Sunday 15 July 2012

Mihail Sebastian: Reading Past Lives and Enduring Problems

One of my companions for the past year has been Mihail Sebastian's Journal. At 620+ pages it is quite a read, but it is not because of its length it takes me so long to finish it: it's because I can only take it in relatively small doses.

Mihail Sebastian (born Iosif Hechter, 1907–1945) was a Jewish-Romanian writer and playwright in pre-WW2 Bucharest, a time of booming intellectual activity but also one of increasingly vocal nationalism, and fascist and anti-Semitic fervour. Sebastian burst onto the literary scene in 1934 with a controversial novel , "De doua mii de ani" (For Two Thousand Years), dealing with the condition of the Jew in the contemporary Romanian society. The controversy stemmed not only from the first person narrative (which may be construed as being to some point autobiographical), but also from the introduction written by Sebastian's mentor, the philosopher and journalist Nae Ionescu. Although Ionescu's text was overtly
anti-Semitic, blaming the Jews for their own suffering, Sebastian decided to publish it. In this way, he attracted the ire of segments from both the Zionist and the nationalist movements.

Notwistanding the increasingly nationalist and anti-Semitic atmosphere, Sebastian was part of a very lively group of young writers and journalists, including Mircea Eliade, Eugene Ionesco and Camil Petrescu, and was very active on Bucharest's intellectual stage.

The Journal shows Sebastian worrying constantly about his work, and struggling to write - and forcing himself to record his thoughts in the journal. In this way, we get to assist
to the birth of his first play, Jocul de-a vacanta (Playing at holiday), and the novel Accidentul (The Accident). We go with Sebastian through various amorous episodes, through trips to the mountainside and skiing, and we find out about his love of classical music.

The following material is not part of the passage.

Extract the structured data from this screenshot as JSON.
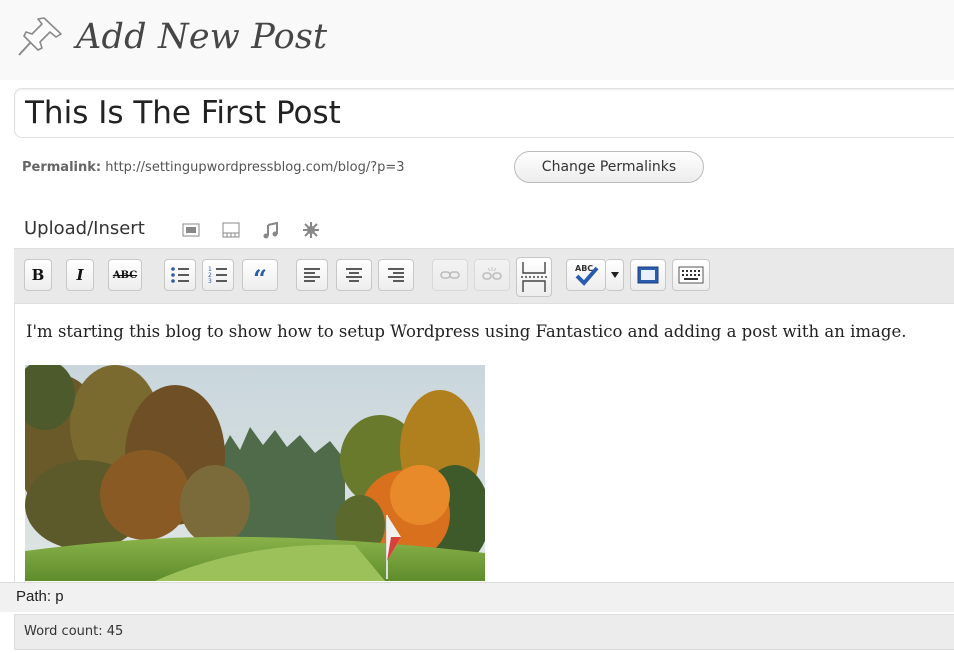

And then we find out about the political and social troubles. Although the social situation had deteriorated enough by the time the war started in 1939, with casual anti-Semitism cropping up more and more often, even in his close circle of friends, Sebastian's world truly begins to collapse once Nazi Germany begins to conquer Europe. As a Jew, Sebastian was barred from working as a lawyer (a profession he was not very keen on practising), lost his job as a book editor, and could no longer publish because of the racial laws enacted by the pro-fascist regime. And at some point his radio - his main connection to the outside world, a source of both hope and despair - is confiscated, as yet another racial law comes into force.

There are many things which can make one seethe with indignation. But this note from November 1941 summarises very well why I feel I can take the Journal only in small doses, thus keeping depression at bay:

"Ceausescu * - the general secretary at the Economics Ministry - listened avidly to the French-language bulletin from London at 11:15, happy that fifteen thousand Germans and Italians had been taken prisoner in Libya. He too is expecting a British victory. But in the interim he sees nothing odd in holding public office under the present regime. Incompatibility is not a problem that occurs to people here on the Danube."
- - - -
no relation to the future dictator.

PS - my favourite work of Sebastian's is his play Ultima ora (Final Edition), taking place in a news-room. It is a play about typos and misunderstadings, which reveals in an admirable manner the true workings of the press industry and its relationship with people in positions of power.